Il y a belle lurette qu’on n’avait pas vu s’exprimer Oumar Ibrahima Touré. Depuis le deuxième congrès ordinaire de son parti, tenu en avril 2008, l’homme est resté réservé, évitant soigneusement les médias dès que la question risquait de porter préjudice à l’unité et à la cohésion de l’Urd. Comme si s’exprimer était en fait interdit. Que nenni ! Cet homme, à la silhouette imposante, la démarche rassurante, se devait d’abord d’ausculter le ciel et de consulter le temps avant de s’aventurer sur le terrain de la parole sur des sujets qui fâchent parfois. Surtout qu’après son dernier congrès, l’atmosphère au sein du parti de la poignée de main était devenue si délétère que les uns et les autres se regardaient presque en chiens de faïence.

Pas de guéguerre, mais une très grande méfiance, une tonne de suspicions quant à l’engagement ou le non engagement des uns et des autres dans la défense et la sauvegarde des intérêts du parti. Devant donc le fossé des incompréhensions qui s’agrandissait au jour le jour, il était hasardeux, pour les uns et les autres, de se prononcer sur les difficultés internes du parti afin de ne pas paraître comme des fossoyeurs.

D’où, certainement, le silence observé, jusque-là, par Oumar Ibrahima Touré. Surtout que la suspension de trois mois qu’il a écopé, en septembre – décembre 2008, n’a pas été pour faciliter cette sortie de crise qui tire ses racines principalement du deuxième congrès ordinaire des 26 et 27 avril 2008.

Beaucoup d’eau ayant maintenant coulé sous le pont, le temps était certainement venu briser la glace des malentendus qui s’étaient, petit à petit, incrustés dans les relations, jadis fraternelles, entre Soumaïla Cissé et Oumar Ibrahima Touré, les deux principaux piliers du parti de la poignée de main.

En effet, c’est Diré, la capitale du blé, qui allait être témoin de cette incroyable rencontre entre ces deux hommes, qu’on disait tellement en froid qu’ils auraient même oublié de se féliciter à l’occasion du nouvel an 2010. Leurs relations étaient quasi gérées par la rumeur qui, en pareilles occasions est, comme on le sait, très forte dans la désinformation et l’intoxication.

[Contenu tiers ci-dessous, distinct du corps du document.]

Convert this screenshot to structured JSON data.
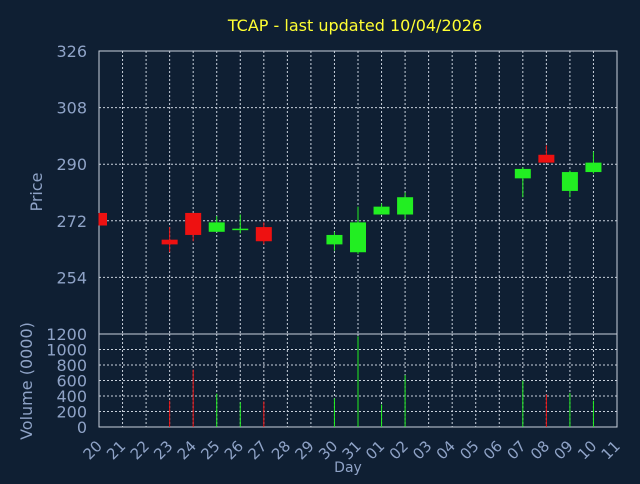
{
  "colors": {
    "background": "#0f1f33",
    "axis_text": "#8fa3c7",
    "title": "#ffff33",
    "grid": "#c8d0dc",
    "up": "#22ee22",
    "down": "#ee1111",
    "wick": "#22ee22"
  },
  "chart_data": [
    {
      "type": "candlestick",
      "title": "TCAP - last updated 10/04/2026",
      "xlabel": "",
      "ylabel": "Price",
      "ylim": [
        236,
        326
      ],
      "yticks": [
        254,
        272,
        290,
        308,
        326
      ],
      "grid": true,
      "categories": [
        "20",
        "21",
        "22",
        "23",
        "24",
        "25",
        "26",
        "27",
        "28",
        "29",
        "30",
        "31",
        "01",
        "02",
        "03",
        "04",
        "05",
        "06",
        "07",
        "08",
        "09",
        "10",
        "11"
      ],
      "candles": [
        {
          "x": "20",
          "open": 274.5,
          "close": 270.5,
          "high": 274.5,
          "low": 270.5
        },
        {
          "x": "23",
          "open": 266.0,
          "close": 264.5,
          "high": 270.0,
          "low": 262.0
        },
        {
          "x": "24",
          "open": 274.5,
          "close": 267.5,
          "high": 274.5,
          "low": 265.5
        },
        {
          "x": "25",
          "open": 268.5,
          "close": 271.5,
          "high": 273.5,
          "low": 268.5
        },
        {
          "x": "26",
          "open": 269.5,
          "close": 269.5,
          "high": 274.0,
          "low": 268.0
        },
        {
          "x": "27",
          "open": 270.0,
          "close": 265.5,
          "high": 271.5,
          "low": 264.5
        },
        {
          "x": "30",
          "open": 264.5,
          "close": 267.5,
          "high": 268.5,
          "low": 262.5
        },
        {
          "x": "31",
          "open": 262.0,
          "close": 271.5,
          "high": 276.5,
          "low": 261.5
        },
        {
          "x": "01",
          "open": 274.0,
          "close": 276.5,
          "high": 277.5,
          "low": 274.0
        },
        {
          "x": "02",
          "open": 274.0,
          "close": 279.5,
          "high": 281.0,
          "low": 272.5
        },
        {
          "x": "07",
          "open": 285.5,
          "close": 288.5,
          "high": 289.0,
          "low": 279.5
        },
        {
          "x": "08",
          "open": 293.0,
          "close": 290.5,
          "high": 296.0,
          "low": 290.5
        },
        {
          "x": "09",
          "open": 281.5,
          "close": 287.5,
          "high": 288.0,
          "low": 279.5
        },
        {
          "x": "10",
          "open": 287.5,
          "close": 290.5,
          "high": 294.0,
          "low": 287.0
        }
      ]
    },
    {
      "type": "bar",
      "title": "",
      "xlabel": "Day",
      "ylabel": "Volume (0000)",
      "ylim": [
        0,
        1200
      ],
      "yticks": [
        0,
        200,
        400,
        600,
        800,
        1000,
        1200
      ],
      "grid": true,
      "categories": [
        "20",
        "21",
        "22",
        "23",
        "24",
        "25",
        "26",
        "27",
        "28",
        "29",
        "30",
        "31",
        "01",
        "02",
        "03",
        "04",
        "05",
        "06",
        "07",
        "08",
        "09",
        "10",
        "11"
      ],
      "series": [
        {
          "values": [
            {
              "x": "23",
              "value": 340,
              "direction": "down"
            },
            {
              "x": "24",
              "value": 740,
              "direction": "down"
            },
            {
              "x": "25",
              "value": 430,
              "direction": "up"
            },
            {
              "x": "26",
              "value": 320,
              "direction": "up"
            },
            {
              "x": "27",
              "value": 330,
              "direction": "down"
            },
            {
              "x": "30",
              "value": 370,
              "direction": "up"
            },
            {
              "x": "31",
              "value": 1170,
              "direction": "up"
            },
            {
              "x": "01",
              "value": 290,
              "direction": "up"
            },
            {
              "x": "02",
              "value": 670,
              "direction": "up"
            },
            {
              "x": "07",
              "value": 600,
              "direction": "up"
            },
            {
              "x": "08",
              "value": 420,
              "direction": "down"
            },
            {
              "x": "09",
              "value": 440,
              "direction": "up"
            },
            {
              "x": "10",
              "value": 340,
              "direction": "up"
            }
          ]
        }
      ]
    }
  ]
}
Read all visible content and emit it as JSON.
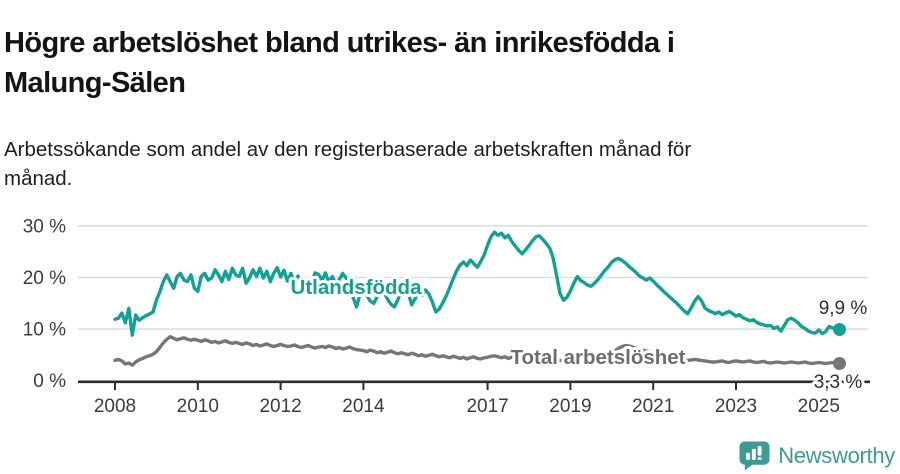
{
  "header": {
    "title_line1": "Högre arbetslöshet bland utrikes- än inrikesfödda i",
    "title_line2": "Malung-Sälen",
    "subtitle_line1": "Arbetssökande som andel av den registerbaserade arbetskraften månad för",
    "subtitle_line2": "månad."
  },
  "chart_data": {
    "type": "line",
    "title": "Högre arbetslöshet bland utrikes- än inrikesfödda i Malung-Sälen",
    "subtitle": "Arbetssökande som andel av den registerbaserade arbetskraften månad för månad.",
    "grid": true,
    "legend_position": "inline-labels",
    "x_axis": {
      "start_year": 2008,
      "step_months": 1,
      "end": "2025-07",
      "tick_years": [
        2008,
        2010,
        2012,
        2014,
        2017,
        2019,
        2021,
        2023,
        2025
      ],
      "tick_labels": [
        "2008",
        "2010",
        "2012",
        "2014",
        "2017",
        "2019",
        "2021",
        "2023",
        "2025"
      ]
    },
    "y_axis": {
      "ticks": [
        0,
        10,
        20,
        30
      ],
      "tick_labels": [
        "0 %",
        "10 %",
        "20 %",
        "30 %"
      ],
      "ylim": [
        0,
        32
      ],
      "unit": "%"
    },
    "series": [
      {
        "name": "Utlandsfödda",
        "color": "#14A094",
        "label_color": "#14A094",
        "end_label": "9,9 %",
        "end_value": 9.9,
        "values": [
          11.9,
          12.1,
          13.1,
          11.2,
          14.0,
          8.8,
          12.7,
          11.7,
          12.2,
          12.6,
          12.9,
          13.3,
          15.6,
          17.2,
          19.2,
          20.5,
          19.2,
          17.9,
          20.2,
          20.8,
          19.5,
          19.2,
          20.5,
          17.9,
          17.3,
          20.2,
          20.8,
          19.5,
          19.9,
          21.5,
          20.5,
          19.2,
          21.2,
          19.6,
          21.8,
          20.5,
          20.2,
          21.8,
          18.9,
          19.9,
          21.5,
          20.2,
          21.8,
          19.9,
          21.2,
          19.2,
          20.8,
          21.9,
          20.1,
          21.4,
          19.3,
          20.8,
          18.8,
          20.3,
          18.5,
          19.7,
          18.2,
          19.0,
          20.9,
          20.6,
          19.4,
          20.9,
          19.1,
          20.2,
          18.6,
          19.6,
          20.8,
          19.9,
          18.5,
          16.2,
          14.3,
          16.8,
          17.9,
          16.6,
          15.4,
          15.0,
          16.3,
          17.8,
          17.1,
          15.8,
          14.8,
          14.3,
          15.7,
          17.4,
          18.2,
          17.0,
          14.7,
          15.9,
          17.2,
          16.5,
          17.6,
          16.8,
          15.2,
          13.3,
          13.9,
          15.1,
          16.4,
          18.0,
          19.7,
          21.3,
          22.4,
          23.0,
          22.3,
          23.4,
          22.7,
          22.0,
          23.1,
          24.4,
          26.3,
          27.9,
          28.8,
          28.2,
          28.6,
          27.7,
          28.2,
          27.0,
          26.1,
          25.3,
          24.6,
          25.4,
          26.2,
          27.1,
          27.9,
          28.1,
          27.4,
          26.6,
          25.7,
          23.8,
          20.4,
          16.9,
          15.6,
          16.2,
          17.4,
          18.9,
          20.2,
          19.4,
          19.0,
          18.5,
          18.3,
          18.9,
          19.6,
          20.5,
          21.4,
          22.1,
          23.0,
          23.5,
          23.7,
          23.3,
          22.8,
          22.1,
          21.6,
          21.0,
          20.3,
          19.9,
          19.5,
          19.9,
          19.3,
          18.6,
          18.0,
          17.3,
          16.7,
          16.1,
          15.5,
          14.9,
          14.2,
          13.5,
          13.0,
          14.1,
          15.4,
          16.3,
          15.5,
          14.1,
          13.6,
          13.3,
          13.0,
          13.3,
          12.8,
          13.1,
          13.4,
          13.0,
          12.5,
          12.8,
          12.2,
          11.9,
          11.6,
          11.8,
          11.3,
          11.0,
          10.8,
          10.6,
          10.7,
          10.1,
          10.4,
          9.6,
          10.7,
          11.8,
          12.1,
          11.7,
          11.2,
          10.5,
          10.1,
          9.6,
          9.3,
          9.2,
          9.8,
          9.1,
          9.5,
          10.5,
          10.2,
          10.0,
          9.9
        ]
      },
      {
        "name": "Total arbetslöshet",
        "color": "#767676",
        "label_color": "#6E6E6E",
        "end_label": "3,3 %",
        "end_value": 3.3,
        "values": [
          3.9,
          4.1,
          3.8,
          3.2,
          3.4,
          3.0,
          3.6,
          4.0,
          4.3,
          4.6,
          4.8,
          5.1,
          5.6,
          6.4,
          7.3,
          8.0,
          8.5,
          8.2,
          7.9,
          8.1,
          8.3,
          8.0,
          7.8,
          8.0,
          7.8,
          7.6,
          7.9,
          7.7,
          7.4,
          7.6,
          7.3,
          7.5,
          7.7,
          7.4,
          7.2,
          7.4,
          7.2,
          7.0,
          7.3,
          7.1,
          6.8,
          7.0,
          6.7,
          6.9,
          7.1,
          6.8,
          6.6,
          6.8,
          7.0,
          6.8,
          6.6,
          6.7,
          6.9,
          6.6,
          6.4,
          6.6,
          6.8,
          6.5,
          6.3,
          6.5,
          6.6,
          6.4,
          6.7,
          6.5,
          6.2,
          6.4,
          6.1,
          6.3,
          6.5,
          6.2,
          6.0,
          5.9,
          5.8,
          5.6,
          5.9,
          5.7,
          5.4,
          5.6,
          5.3,
          5.5,
          5.7,
          5.4,
          5.2,
          5.4,
          5.2,
          5.0,
          5.3,
          5.1,
          4.8,
          5.0,
          4.7,
          4.9,
          5.1,
          4.8,
          4.6,
          4.8,
          4.6,
          4.4,
          4.7,
          4.5,
          4.3,
          4.5,
          4.2,
          4.4,
          4.6,
          4.3,
          4.2,
          4.4,
          4.5,
          4.7,
          4.8,
          4.6,
          4.4,
          4.6,
          4.3,
          4.5,
          4.7,
          4.4,
          4.2,
          4.4,
          4.5,
          4.6,
          4.7,
          4.6,
          4.4,
          4.3,
          4.4,
          4.2,
          4.0,
          3.9,
          3.8,
          3.9,
          4.0,
          4.2,
          4.3,
          4.2,
          4.4,
          4.5,
          4.6,
          4.5,
          4.4,
          4.3,
          4.5,
          4.8,
          5.2,
          5.8,
          6.3,
          6.6,
          6.8,
          6.7,
          6.5,
          6.3,
          6.1,
          5.9,
          5.7,
          5.6,
          5.5,
          5.3,
          5.1,
          4.9,
          4.7,
          4.5,
          4.3,
          4.2,
          4.1,
          4.0,
          3.9,
          4.0,
          4.1,
          4.0,
          3.9,
          3.8,
          3.7,
          3.6,
          3.6,
          3.7,
          3.8,
          3.6,
          3.5,
          3.7,
          3.8,
          3.7,
          3.6,
          3.7,
          3.8,
          3.6,
          3.5,
          3.6,
          3.7,
          3.5,
          3.4,
          3.5,
          3.6,
          3.5,
          3.4,
          3.5,
          3.6,
          3.5,
          3.4,
          3.5,
          3.6,
          3.4,
          3.3,
          3.4,
          3.5,
          3.4,
          3.3,
          3.4,
          3.5,
          3.4,
          3.3
        ]
      }
    ]
  },
  "footer": {
    "brand": "Newsworthy",
    "brand_color": "#3E9B94",
    "logo_icon": "newsworthy-bubble-chart-icon"
  }
}
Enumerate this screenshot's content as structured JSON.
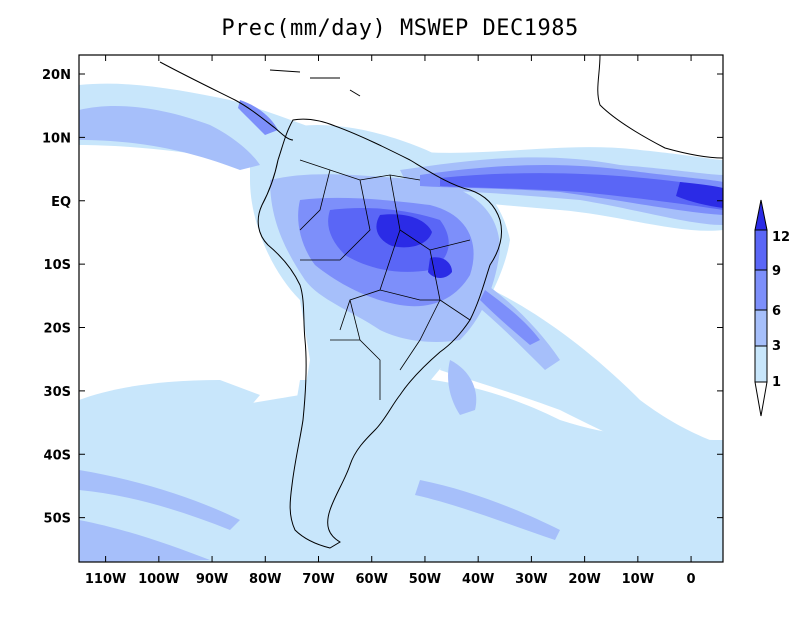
{
  "title": "Prec(mm/day) MSWEP DEC1985",
  "lon_labels": [
    "110W",
    "100W",
    "90W",
    "80W",
    "70W",
    "60W",
    "50W",
    "40W",
    "30W",
    "20W",
    "10W",
    "0"
  ],
  "lat_labels": [
    "20N",
    "10N",
    "EQ",
    "10S",
    "20S",
    "30S",
    "40S",
    "50S"
  ],
  "colorbar": {
    "levels": [
      "1",
      "3",
      "6",
      "9",
      "12"
    ],
    "colors": {
      "c1": "#c8e6fb",
      "c3": "#a6bffa",
      "c6": "#7d8ffa",
      "c9": "#5a66f6",
      "c12": "#2b2be6"
    }
  },
  "map_extent": {
    "lon_min": -115,
    "lon_max": 6,
    "lat_min": -57,
    "lat_max": 23
  }
}
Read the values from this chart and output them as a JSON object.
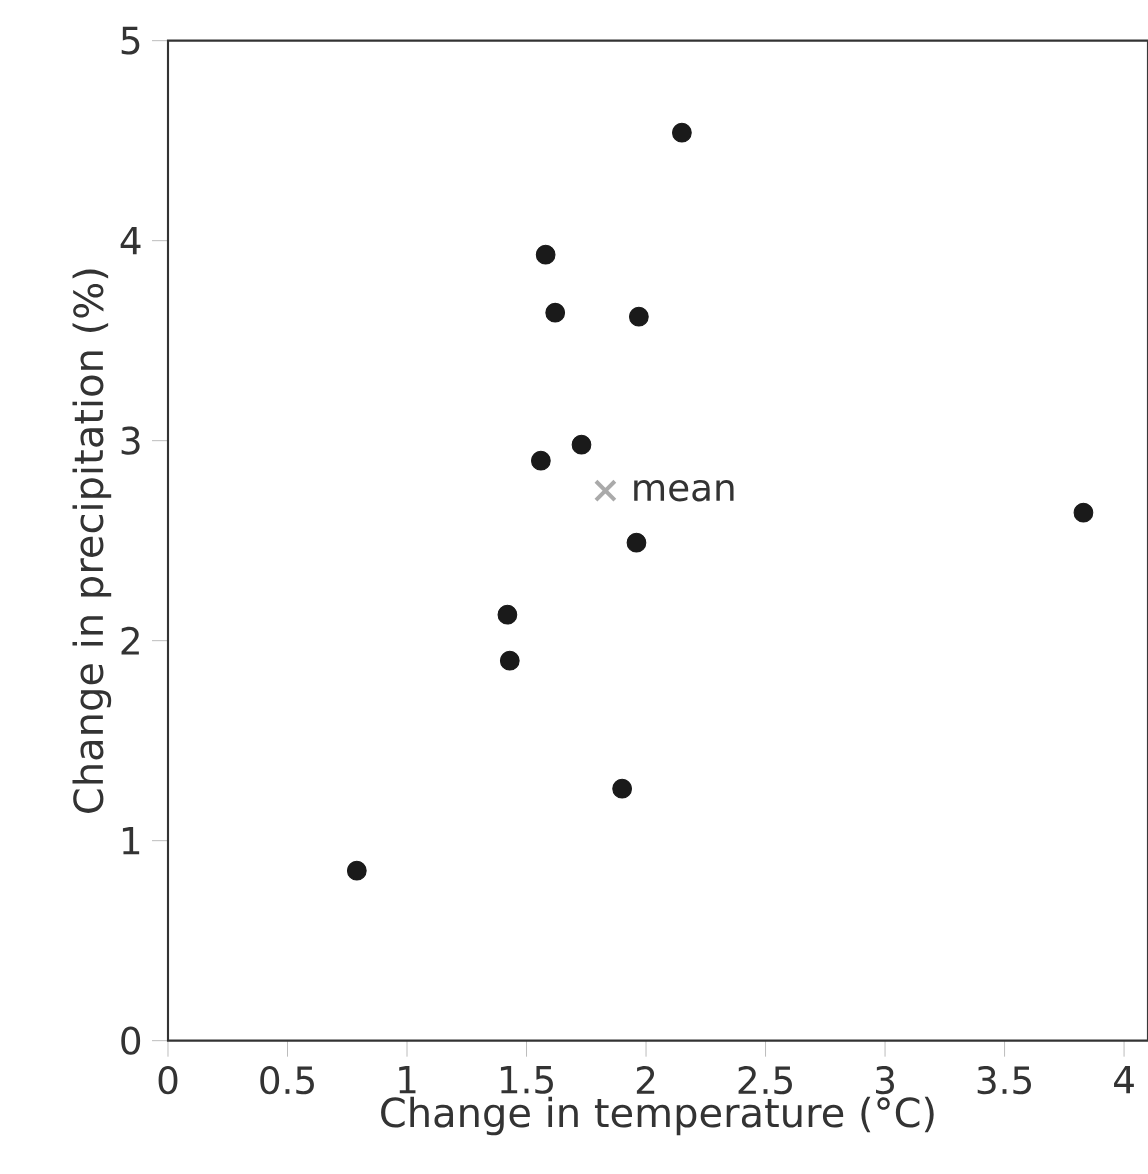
{
  "chart_data": {
    "type": "scatter",
    "xlabel": "Change in temperature (°C)",
    "ylabel": "Change in precipitation (%)",
    "xlim": [
      0,
      4.1
    ],
    "ylim": [
      0,
      5
    ],
    "xticks": [
      0,
      0.5,
      1,
      1.5,
      2,
      2.5,
      3,
      3.5,
      4
    ],
    "yticks": [
      0,
      1,
      2,
      3,
      4,
      5
    ],
    "grid": false,
    "series": [
      {
        "color": "#1a1a1a",
        "marker": "circle",
        "x": [
          0.79,
          1.42,
          1.43,
          1.56,
          1.58,
          1.62,
          1.73,
          1.9,
          1.96,
          1.97,
          2.15,
          3.83
        ],
        "values": [
          0.85,
          2.13,
          1.9,
          2.9,
          3.93,
          3.64,
          2.98,
          1.26,
          2.49,
          3.62,
          4.54,
          2.64
        ]
      },
      {
        "name": "mean",
        "color": "#aaaaaa",
        "marker": "cross",
        "x": [
          1.83
        ],
        "values": [
          2.75
        ]
      }
    ]
  }
}
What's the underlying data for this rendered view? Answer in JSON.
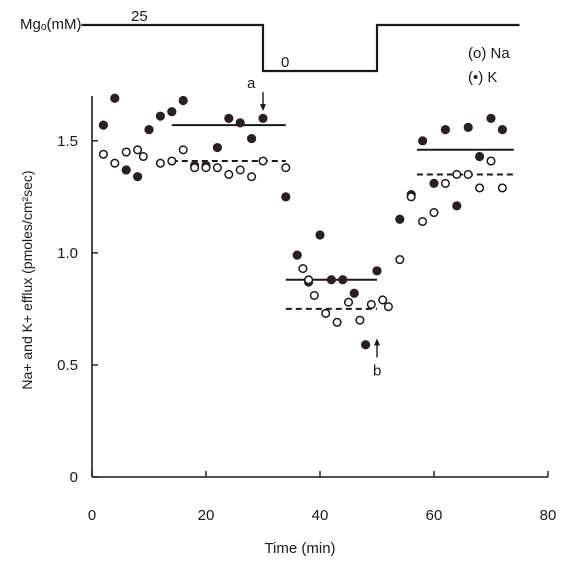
{
  "chart_data": {
    "type": "scatter",
    "title": "",
    "xlabel": "Time (min)",
    "ylabel": "Na+ and K+ efflux (pmoles/cm²sec)",
    "xlim": [
      0,
      80
    ],
    "ylim": [
      0,
      1.7
    ],
    "x_ticks": [
      0,
      20,
      40,
      60,
      80
    ],
    "y_ticks": [
      0,
      0.5,
      1.0,
      1.5
    ],
    "x_tick_labels": [
      "0",
      "20",
      "40",
      "60",
      "80"
    ],
    "y_tick_labels": [
      "0",
      "0.5",
      "1.0",
      "1.5"
    ],
    "grid": false,
    "legend_position": "top-right",
    "legend": [
      {
        "marker": "open-circle",
        "label": "(o) Na"
      },
      {
        "marker": "filled-circle",
        "label": "(•) K"
      }
    ],
    "series": [
      {
        "name": "K",
        "marker": "filled-circle",
        "x": [
          2,
          4,
          6,
          8,
          10,
          12,
          14,
          16,
          18,
          20,
          22,
          24,
          26,
          28,
          30,
          34,
          36,
          38,
          40,
          42,
          44,
          46,
          48,
          50,
          54,
          56,
          58,
          60,
          62,
          64,
          66,
          68,
          70,
          72
        ],
        "y": [
          1.57,
          1.69,
          1.37,
          1.34,
          1.55,
          1.61,
          1.63,
          1.68,
          1.39,
          1.39,
          1.47,
          1.6,
          1.58,
          1.51,
          1.6,
          1.25,
          0.99,
          0.87,
          1.08,
          0.88,
          0.88,
          0.82,
          0.59,
          0.92,
          1.15,
          1.26,
          1.5,
          1.31,
          1.55,
          1.21,
          1.56,
          1.43,
          1.6,
          1.55
        ]
      },
      {
        "name": "Na",
        "marker": "open-circle",
        "x": [
          2,
          4,
          6,
          8,
          9,
          12,
          14,
          16,
          18,
          20,
          22,
          24,
          26,
          28,
          30,
          34,
          37,
          38,
          39,
          41,
          43,
          45,
          47,
          49,
          51,
          52,
          54,
          56,
          58,
          60,
          62,
          64,
          66,
          68,
          70,
          72
        ],
        "y": [
          1.44,
          1.4,
          1.45,
          1.46,
          1.43,
          1.4,
          1.41,
          1.46,
          1.38,
          1.38,
          1.38,
          1.35,
          1.37,
          1.34,
          1.41,
          1.38,
          0.93,
          0.88,
          0.81,
          0.73,
          0.69,
          0.78,
          0.7,
          0.77,
          0.79,
          0.76,
          0.97,
          1.25,
          1.14,
          1.18,
          1.31,
          1.35,
          1.35,
          1.29,
          1.41,
          1.29
        ]
      }
    ],
    "mean_lines": [
      {
        "series": "K",
        "style": "solid",
        "x": [
          14,
          34
        ],
        "y": 1.57
      },
      {
        "series": "Na",
        "style": "dashed",
        "x": [
          14,
          34
        ],
        "y": 1.41
      },
      {
        "series": "K",
        "style": "solid",
        "x": [
          34,
          50
        ],
        "y": 0.88
      },
      {
        "series": "Na",
        "style": "dashed",
        "x": [
          34,
          50
        ],
        "y": 0.75
      },
      {
        "series": "K",
        "style": "solid",
        "x": [
          57,
          74
        ],
        "y": 1.46
      },
      {
        "series": "Na",
        "style": "dashed",
        "x": [
          57,
          74
        ],
        "y": 1.35
      }
    ],
    "mg_trace": {
      "label": "Mgₒ(mM)",
      "segments": [
        {
          "x_start": 2,
          "x_end": 30,
          "level": "high",
          "value_label": "25"
        },
        {
          "x_start": 30,
          "x_end": 50,
          "level": "low",
          "value_label": "0"
        },
        {
          "x_start": 50,
          "x_end": 75,
          "level": "high",
          "value_label": ""
        }
      ]
    },
    "annotations": [
      {
        "text": "a",
        "x": 30,
        "y": 1.61,
        "arrow": "down"
      },
      {
        "text": "b",
        "x": 50,
        "y": 0.56,
        "arrow": "up"
      }
    ]
  }
}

Toutefois une certitude : les deux hommes ne se voyaient presque plus et ne s’appelaient que très rarement. C’est donc dans un amas d’incompréhension, de suspicion que pataugeaient les relations entre Soumaïla Cissé et Oumar Ibrahima Touré.

A quelques encablures donc de la conférence nationale du parti de la poignée de main – prévue pour avril prochain – il fallait, pour l’Urd, sauver les meubles afin que le parti arrive rassemblé à ses assises.

Le coup de fil conciliateur

Cette situation, qui ne saurait durer sans compromettre les chances de victoire de l’Urd, avait fini par lasser ceux-là mêmes qui, pourtant, y trouvaient leur part du gâteau. Après donc les rencontres ratées de Sikasso et de Ségou, où les deux hommes s’étaient vus sans réellement s’entretenir, le rendez-vous de Diré était presque le dernier espoir dans cette voie vers la vraie réconciliation avant la conférence nationale.

Les observateurs ne s’étaient donc point trompés quand, au petit matin du samedi 20 mars courant, Oumar Ibrahima Touré, tout de blanc vêtu, sortit du domicile paternel pour saluer la foule des griots et des musiciens qui étaient déjà là – comme s’ils y avaient passé la nuit- dans l’attente de Soumaïla Cissé, en partance pour Diré pour participer à la 5ème conférence régionale de l’Urd.

Mais comme le dit l’adage, l’homme propose, Dieu dispose : pour cause de mauvais temps à Tombouctou, l’avion d’Air Mali qui devait amener Soumaïla Cissé dans la cité des 333 Saints est resté cloué au sol à Mopti. En effet, la veille, le mentor de l’Urd, pour ne pas rater l’événement avait rallié la Venise malienne par route, venant de Ouagadougou, dans le but de prendre Air Mali en escale dans cette ville.

C’est donc au moment où il scrutait le ciel à Mopti, dans l’attente du verdict du temps, qu’il reçut, depuis Goundam, un coup de fil inattendu : celui de Oumar Ibrahima Touré, son frangin. Sans hésitation, Soumaïla Cissé décroche. Et voici, en une fraction de seconde, le fil du dialogue est rétabli entre les deux hommes.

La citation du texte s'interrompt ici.